Under present law, pregnant people have a right to terminate a pregnancy up to the point a fetus can survive outside the womb, widely regarded as 24 weeks gestation. A full-term pregnancy is considered 39 weeks gestation.

In a consensus shared across the political spectrum, at least five justices appeared divided over whether to significantly curb or overturn Roe v Wade.

Six of the nine justices lean to the right, with three of them nominated by Donald Trump during his one-term presidency.

“Congress could fix the issue right now,” said Nancy Northup, president and CEO of the Center for Reproductive Rights (CRR), the organization that represented abortion providers in the supreme court on Wednesday.

Although abortion was legalized in 1973 and has been relied upon by women nationally since then, Congress has never affirmed the right to abortion in legislation. That left the Roe v Wade precedent as the principle protection of the option for termination, while anti-abortion campaigners have brought many legal challenges and also pushed laws undermining access to the procedure.

“All these bans and undue burdens in abortion care would be addressed by the Women’s Health Protection Act,” Northup said, referring to a bill recently passed by the US House of Representatives. “That would make sure women can access abortion without unnecessary bans.”

Thus far, the bill has been viewed as highly unlikely to pass into law because it would need to overcome the Senate filibuster rule, requiring a 60-vote majority in the evenly divided chamber, where the Republicans would oppose it.

Joe Biden said on Wednesday: “I support Roe v Wade. I think it’s a rational position to take.”

Julie Rikelman, CRR’s litigation director, who argued before the justices, said campaigners would continue to fight if the supreme court went against reproductive choice.

“We will continue to make every argument we can in the federal courts, we will continue to litigate in the state courts … we will not stop fighting, because it is just too important,” Rikelman said.

Shannon Brewer, the director of the Pink House, said the coming months would be tough, with her providers “sitting and waiting and twiddling our thumbs” in anticipation of a decision.

“It was a difficult day for everybody [but] I listened to the arguments and I think they did a great job at representing women today,” Brewer said.

Following what was widely viewed as a hearing favorable to anti-abortion forces, conservatives chimed in.

“What we want to see is the court do the right thing and overturn Roe,” said Chip Roy, a Republican US representative from Texas. He decried fears over a threat to choice as a “wailing and gnashing of teeth from the left”.

Sam Brownback, the former US ambassador at large for international religious freedom under Trump, said it was time to overturn Roe “and let states address the issue”.

Overturning Roe v Wade would effectively return the issue to be decided at state level, where swaths of the south and midwest would be “certain or likely” to ban most abortion.

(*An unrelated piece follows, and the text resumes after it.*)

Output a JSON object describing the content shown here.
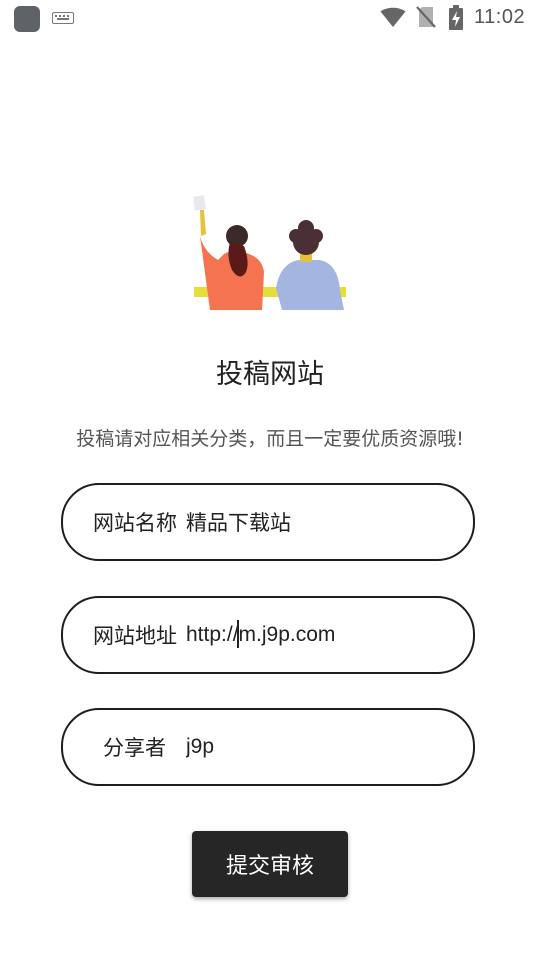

Already, several states have banned abortion at six weeks, though all those laws have been blocked by courts, with the prominent exception of Texas.

Some reproductive rights advocates remained optimistic.

Schaunta James-Boyd, co-executive director of Trust Women, an organization dedicated to providing abortions in underserved states, said her group “look[s] forward to a positive outcome later in 2022”.

The pressure to legislate an affirmative right to abortion in states not openly hostile is likely to increase as a supreme court decision nears. While 26 states are “certain or likely” to outlaw abortion if Roe v Wade were overturned, states such as New York and Illinois have worked to protect abortion rights.

Polling shows about six in 10 Americans believe abortion should be legal in “all or most” circumstances.

Meanwhile, the House speaker and California Democrat Nancy Pelosi said: “The House is committed to defending women’s health freedoms and to enshrining into law our House-passed Women’s Health Protection Act, led by Congresswoman Judy Chu, to protect reproductive health care for all women across America.”

She added that the supreme court “has the opportunity and responsibility to honor the constitution, the law and this basic truth: every woman has the constitutional right to basic reproductive healthcare”.